The first thing that I would say is that NO dog is 100% trustworthy around children.
Children don't understand dog cues - such as growling and signals to be left alone - which is why so many end up being bitten by the family pet (I'm thinking of my sister here many years ago, I was telling her not to blow in the dog's ear because he didn't like it, but she kept doing it - 6yo's are not the brightest, and three stitches later...). Your niece was given lots of clues no doubt, but ignored them and so was given the 'more serious' version of a warning. Be firm with the child, and provide the dog a place to escape from the tots.
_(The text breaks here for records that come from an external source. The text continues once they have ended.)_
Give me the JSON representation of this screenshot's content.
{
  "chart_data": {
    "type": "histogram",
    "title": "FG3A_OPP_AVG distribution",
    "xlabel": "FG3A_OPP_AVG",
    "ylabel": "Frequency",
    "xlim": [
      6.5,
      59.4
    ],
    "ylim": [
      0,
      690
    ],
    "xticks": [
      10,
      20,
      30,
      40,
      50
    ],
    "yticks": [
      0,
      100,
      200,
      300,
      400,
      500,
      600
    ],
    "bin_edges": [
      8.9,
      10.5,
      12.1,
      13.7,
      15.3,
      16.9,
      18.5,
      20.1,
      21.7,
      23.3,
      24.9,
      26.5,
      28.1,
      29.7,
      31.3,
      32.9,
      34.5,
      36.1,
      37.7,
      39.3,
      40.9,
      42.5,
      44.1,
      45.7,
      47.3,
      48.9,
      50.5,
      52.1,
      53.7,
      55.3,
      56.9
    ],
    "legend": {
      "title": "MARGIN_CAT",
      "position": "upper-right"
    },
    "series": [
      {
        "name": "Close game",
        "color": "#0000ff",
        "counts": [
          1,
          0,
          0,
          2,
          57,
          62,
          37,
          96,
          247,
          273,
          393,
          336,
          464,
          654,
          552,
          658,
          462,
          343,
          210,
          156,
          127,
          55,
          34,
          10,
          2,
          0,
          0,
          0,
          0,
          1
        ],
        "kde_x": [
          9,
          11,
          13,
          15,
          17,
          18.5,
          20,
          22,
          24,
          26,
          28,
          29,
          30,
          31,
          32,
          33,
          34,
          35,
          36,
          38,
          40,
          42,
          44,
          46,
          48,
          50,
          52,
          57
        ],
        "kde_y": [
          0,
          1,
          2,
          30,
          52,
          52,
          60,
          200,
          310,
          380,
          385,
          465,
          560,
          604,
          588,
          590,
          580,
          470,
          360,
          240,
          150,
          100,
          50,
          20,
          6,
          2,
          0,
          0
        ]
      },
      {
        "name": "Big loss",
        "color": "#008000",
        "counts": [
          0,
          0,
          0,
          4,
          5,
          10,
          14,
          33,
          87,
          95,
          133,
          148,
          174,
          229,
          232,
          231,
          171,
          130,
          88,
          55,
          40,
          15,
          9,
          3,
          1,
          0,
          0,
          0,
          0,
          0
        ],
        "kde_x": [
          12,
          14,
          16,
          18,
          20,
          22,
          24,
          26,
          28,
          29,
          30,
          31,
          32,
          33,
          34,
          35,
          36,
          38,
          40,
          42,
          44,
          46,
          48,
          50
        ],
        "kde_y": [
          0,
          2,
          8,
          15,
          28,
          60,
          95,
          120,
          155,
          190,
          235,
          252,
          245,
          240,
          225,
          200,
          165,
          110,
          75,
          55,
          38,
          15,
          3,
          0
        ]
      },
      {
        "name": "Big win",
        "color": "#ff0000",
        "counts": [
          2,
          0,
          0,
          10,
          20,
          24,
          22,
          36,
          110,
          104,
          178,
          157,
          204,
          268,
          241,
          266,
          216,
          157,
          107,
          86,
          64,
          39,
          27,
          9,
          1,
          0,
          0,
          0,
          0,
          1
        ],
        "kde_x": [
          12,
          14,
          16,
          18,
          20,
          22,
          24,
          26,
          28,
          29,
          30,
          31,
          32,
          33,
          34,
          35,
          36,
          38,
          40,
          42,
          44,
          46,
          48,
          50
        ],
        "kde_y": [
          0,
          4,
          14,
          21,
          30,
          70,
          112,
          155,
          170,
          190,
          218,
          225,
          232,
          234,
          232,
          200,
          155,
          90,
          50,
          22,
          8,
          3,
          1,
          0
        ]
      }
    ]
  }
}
Crate training is likely to be a godsend in your family situation, please do it - it will also give your dog a place to hide from the kids when he's had enough fun and games.
So supervise all interactions and tell the children what the dog is doing to tell them they're being annoying. Education is important.
Next thing - by allowing the dog to be on you, you've given him a 'promotion' in the pecking order, so to speak. Without having been there, its hard to say, but there is a chance he thinks that he's higher that your 22 month old. This happens frequently, mostly because 22mo toddlers are not exactly together in the communication and mobility stakes. They are not 'in charge' of anything, so dogs can mistake that for being like a 'puppy', which is a reasonable (if incorrect) assumption. The dog might think he's 'alpha' to any puppy-thing.
What to do - dog on the floor at all times. Dogs do not sit on laps, nor are they invited for cuddles or to rest their body on you. Make sure your dog sees you carrying your toddler, and sees you rewarding the toddler BEFORE he gets anything. If you are on the floor, the dog can be beside you, but not on you (I say this, although my DH allows our youngest Elkhound to lounge all over him - but she doesn't do it to anyone else, its their 'thing').
Also teach the toddler to be in charge of handing our some sort of regular treat. My DD started giving our dogs their evening treat around that age, with my hands-on assistance (my big dog wouldn't take them from her otherwise).
Finally, he may be slightly 'possessive' of his things, including food and treats. This can be a problem if you don't address it, because there will come a time when he has something in his mouth that he cannot have, and you want him to hand it over without a fuss.
Usually, for toys and objects we use the 'give' command, and reward/swap a treat for the object. I'd suggest that you, and the kids play this training game. You should start until he gets the hang, then let the kids have a go at offer/swap, until he is happy to relinquish whatever it is he has in his mouth. Eventually, he'll work out that bringing things to you and dropping them might also be reward-worthy.